Mengobati luka tentunya ada rasa sakit karena reaksi dari obat ke tubuh kita tapi setelahnya nyeri mereda. Demikian pula ketika kita mendengar kalimat orang lain yang mengkritik kita, terasa perih dan sakit hati, tetapi bila kita menerima dengan hati terbuka maka rasa sakit hati akan mereda. Ketika obat yang dikonsumsi tidak dipercaya bahwa obat itu bisa meredakan gejala tentu saja obat tidak akan bereaksi karena ada penolakan dari pikiran dan tubuh tidak merespon obat tersebut, seakan-akan obat itu hanyalah sampah yang menambah kerusakan pada tubuh.
Demikian pula kalimat yang menyakitkan bila kita tidak berani menerima tentu saja tidak akan ada perbaikan yang akan kita lakukan untuk diri kita.

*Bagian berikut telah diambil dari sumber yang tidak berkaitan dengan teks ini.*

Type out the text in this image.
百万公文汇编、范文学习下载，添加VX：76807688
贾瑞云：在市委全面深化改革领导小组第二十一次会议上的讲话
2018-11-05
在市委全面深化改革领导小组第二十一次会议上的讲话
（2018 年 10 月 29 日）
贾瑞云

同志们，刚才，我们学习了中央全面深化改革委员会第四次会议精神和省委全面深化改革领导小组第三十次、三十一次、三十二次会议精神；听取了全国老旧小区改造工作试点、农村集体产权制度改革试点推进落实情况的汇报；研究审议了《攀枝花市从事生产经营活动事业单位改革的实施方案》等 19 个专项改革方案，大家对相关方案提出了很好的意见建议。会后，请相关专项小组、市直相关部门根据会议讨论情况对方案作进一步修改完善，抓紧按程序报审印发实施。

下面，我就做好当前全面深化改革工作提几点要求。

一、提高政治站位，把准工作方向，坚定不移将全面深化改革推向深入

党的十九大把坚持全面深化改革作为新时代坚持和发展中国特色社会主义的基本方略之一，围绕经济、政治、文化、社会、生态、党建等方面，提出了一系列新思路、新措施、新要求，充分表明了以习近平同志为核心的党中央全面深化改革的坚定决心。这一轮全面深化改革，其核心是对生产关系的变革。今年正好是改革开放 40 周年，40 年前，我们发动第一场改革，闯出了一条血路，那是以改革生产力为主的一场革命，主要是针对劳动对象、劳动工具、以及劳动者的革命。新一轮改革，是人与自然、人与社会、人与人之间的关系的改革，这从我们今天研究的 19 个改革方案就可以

Hakikatnya manusia didatangkan pada kita hanyalah sebagai ujian dan teguran saja, tetapi kita meresapinya hingga merusak hati dari kedamaian dan kebahagiaan. Kenapa kita membiarkan diri mengalami sakit hanya karena perkataan?, kita yang paling mengerti diri kita sendiri tetapi kita membuka pintu hati untuk diganggu oleh asumsi kita tentang orang lain.
Menerima dan melepas sama dengan ikhlas. Keikhlasan itu berbuah, apa yang ditanam tidak akan pernah gagal untuk berbuah walaupun membutuhkan waktu yang panjang kecuali menggunakan penyubur tanaman. Biji yang gagal bertumbuh karena ada kerusakan pada biji, kerusakan ini sulit ditanggulangi maka akan dibuang dan diganti dengan yang baru. Demikian halnya dengan kebaikan yang terus menerus diciptakan maka suatu saat kebaikan itu akan berbuah, membuang pikiran dan perasaan yang tidak akan menumbuhkan kita dan kita akan menerimanya dengan sangat bahagia suatu saat nanti.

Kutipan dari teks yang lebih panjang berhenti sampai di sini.